Weil äußerlich jedoch nichts "zusammenbricht", bleibt das Leiden oft unentdeckt - und Hilfe kommt spät. Fachlich ordnen wir HFD bestehenden Diagnosen zu, etwa einer depressiven Episode oder einer Persistierenden Depressiven Störung/Dysthymie. Entscheidend ist jedoch nicht das "Etikett", sondern: früh verstehen, erkennen und rechtzeitig handeln.

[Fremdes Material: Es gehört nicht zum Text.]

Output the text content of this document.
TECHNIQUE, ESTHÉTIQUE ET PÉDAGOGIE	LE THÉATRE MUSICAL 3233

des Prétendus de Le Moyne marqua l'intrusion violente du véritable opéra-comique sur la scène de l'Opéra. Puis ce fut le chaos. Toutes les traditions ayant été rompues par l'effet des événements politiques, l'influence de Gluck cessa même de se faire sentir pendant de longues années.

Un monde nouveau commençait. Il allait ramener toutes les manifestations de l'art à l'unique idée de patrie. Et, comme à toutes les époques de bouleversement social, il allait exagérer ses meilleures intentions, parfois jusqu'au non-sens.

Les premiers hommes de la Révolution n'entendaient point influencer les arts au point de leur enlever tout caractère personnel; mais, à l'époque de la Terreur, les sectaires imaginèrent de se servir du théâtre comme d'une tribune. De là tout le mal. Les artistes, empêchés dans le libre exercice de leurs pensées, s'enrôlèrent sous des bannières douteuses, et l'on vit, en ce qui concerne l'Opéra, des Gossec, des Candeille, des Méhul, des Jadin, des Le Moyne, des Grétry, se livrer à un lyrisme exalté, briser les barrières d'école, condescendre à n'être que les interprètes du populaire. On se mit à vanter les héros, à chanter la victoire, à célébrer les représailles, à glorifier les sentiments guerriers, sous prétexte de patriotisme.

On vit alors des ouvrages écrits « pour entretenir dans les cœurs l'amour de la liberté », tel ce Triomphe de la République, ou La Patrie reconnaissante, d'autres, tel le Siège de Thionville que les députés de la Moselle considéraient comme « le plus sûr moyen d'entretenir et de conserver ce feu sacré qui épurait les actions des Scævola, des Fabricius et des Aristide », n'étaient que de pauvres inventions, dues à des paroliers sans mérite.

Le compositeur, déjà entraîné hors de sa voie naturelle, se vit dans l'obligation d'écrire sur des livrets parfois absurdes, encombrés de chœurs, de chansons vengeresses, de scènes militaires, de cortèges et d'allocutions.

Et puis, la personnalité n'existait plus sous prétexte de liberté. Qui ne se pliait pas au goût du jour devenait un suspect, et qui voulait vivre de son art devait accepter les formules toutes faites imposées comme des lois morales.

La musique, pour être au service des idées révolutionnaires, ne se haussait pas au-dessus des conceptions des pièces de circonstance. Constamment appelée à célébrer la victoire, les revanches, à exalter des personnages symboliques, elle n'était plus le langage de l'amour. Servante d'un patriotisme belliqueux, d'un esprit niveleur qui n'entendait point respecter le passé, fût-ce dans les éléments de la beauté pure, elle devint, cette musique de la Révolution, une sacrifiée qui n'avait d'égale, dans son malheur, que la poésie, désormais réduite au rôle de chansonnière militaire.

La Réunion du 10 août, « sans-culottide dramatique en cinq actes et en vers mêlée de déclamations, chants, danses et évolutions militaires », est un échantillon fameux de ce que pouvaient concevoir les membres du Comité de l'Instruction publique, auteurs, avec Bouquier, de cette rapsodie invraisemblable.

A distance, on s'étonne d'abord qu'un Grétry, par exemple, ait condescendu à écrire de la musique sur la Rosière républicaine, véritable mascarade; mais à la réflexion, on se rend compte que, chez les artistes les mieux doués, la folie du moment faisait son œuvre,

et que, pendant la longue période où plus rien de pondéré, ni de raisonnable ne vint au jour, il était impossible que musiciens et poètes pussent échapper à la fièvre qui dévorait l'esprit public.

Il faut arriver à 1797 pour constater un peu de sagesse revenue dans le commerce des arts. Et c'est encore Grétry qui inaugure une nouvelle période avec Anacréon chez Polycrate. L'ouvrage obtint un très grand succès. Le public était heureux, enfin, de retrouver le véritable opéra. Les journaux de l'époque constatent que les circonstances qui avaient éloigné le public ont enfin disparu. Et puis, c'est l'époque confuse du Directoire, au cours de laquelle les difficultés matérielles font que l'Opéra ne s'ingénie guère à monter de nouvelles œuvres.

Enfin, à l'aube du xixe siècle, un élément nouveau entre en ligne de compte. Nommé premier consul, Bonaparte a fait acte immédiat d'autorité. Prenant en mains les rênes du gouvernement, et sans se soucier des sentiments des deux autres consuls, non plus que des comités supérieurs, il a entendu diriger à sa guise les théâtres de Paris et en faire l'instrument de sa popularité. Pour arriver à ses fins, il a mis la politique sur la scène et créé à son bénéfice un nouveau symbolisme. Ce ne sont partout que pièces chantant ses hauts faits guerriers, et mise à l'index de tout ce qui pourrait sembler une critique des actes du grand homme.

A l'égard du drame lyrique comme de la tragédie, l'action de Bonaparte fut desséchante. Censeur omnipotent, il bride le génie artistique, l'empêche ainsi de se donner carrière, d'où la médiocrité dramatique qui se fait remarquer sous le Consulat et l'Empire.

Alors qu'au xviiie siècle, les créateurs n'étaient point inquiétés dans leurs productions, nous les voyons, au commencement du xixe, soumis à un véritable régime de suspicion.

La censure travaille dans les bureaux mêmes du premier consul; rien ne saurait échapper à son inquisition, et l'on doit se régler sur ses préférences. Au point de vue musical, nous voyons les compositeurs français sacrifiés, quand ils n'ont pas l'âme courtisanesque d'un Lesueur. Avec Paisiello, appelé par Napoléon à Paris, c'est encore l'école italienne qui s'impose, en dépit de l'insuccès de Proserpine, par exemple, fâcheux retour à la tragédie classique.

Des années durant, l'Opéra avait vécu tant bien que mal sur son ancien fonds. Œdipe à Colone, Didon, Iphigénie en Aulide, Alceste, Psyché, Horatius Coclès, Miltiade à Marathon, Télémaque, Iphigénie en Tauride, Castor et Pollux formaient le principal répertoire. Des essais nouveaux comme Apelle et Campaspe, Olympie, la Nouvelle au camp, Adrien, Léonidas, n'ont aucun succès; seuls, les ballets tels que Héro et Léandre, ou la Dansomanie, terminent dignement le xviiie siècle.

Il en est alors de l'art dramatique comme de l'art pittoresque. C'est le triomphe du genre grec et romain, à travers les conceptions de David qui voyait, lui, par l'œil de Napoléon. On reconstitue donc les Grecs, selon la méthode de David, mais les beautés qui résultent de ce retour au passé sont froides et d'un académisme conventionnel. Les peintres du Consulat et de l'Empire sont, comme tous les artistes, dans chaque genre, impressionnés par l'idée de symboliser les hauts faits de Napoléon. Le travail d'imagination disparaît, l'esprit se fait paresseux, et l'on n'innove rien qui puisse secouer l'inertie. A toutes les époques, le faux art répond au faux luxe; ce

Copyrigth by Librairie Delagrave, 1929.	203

Was das Leiden von außen unsichtbar macht
Viele Betroffene tragen perfektionistische Standards und den meist sehr früh im Leben erlernten Glaubenssatz "Ich muss funktionieren". Nach außen erscheinen sie leistungsfähig, doch Freude verblasst. Hinweise sind innere Leere, Reizbarkeit, Rückzug trotz Präsenz und fehlende positive Gefühle trotz Erfolgen. Weil sie "gesund wirken", unterschätzen Umfeld und Betroffene selbst die psychischen Belastungen - oft so lange, bis körperliche Beschwerden oder akute Krisen die Überforderung sichtbar machen.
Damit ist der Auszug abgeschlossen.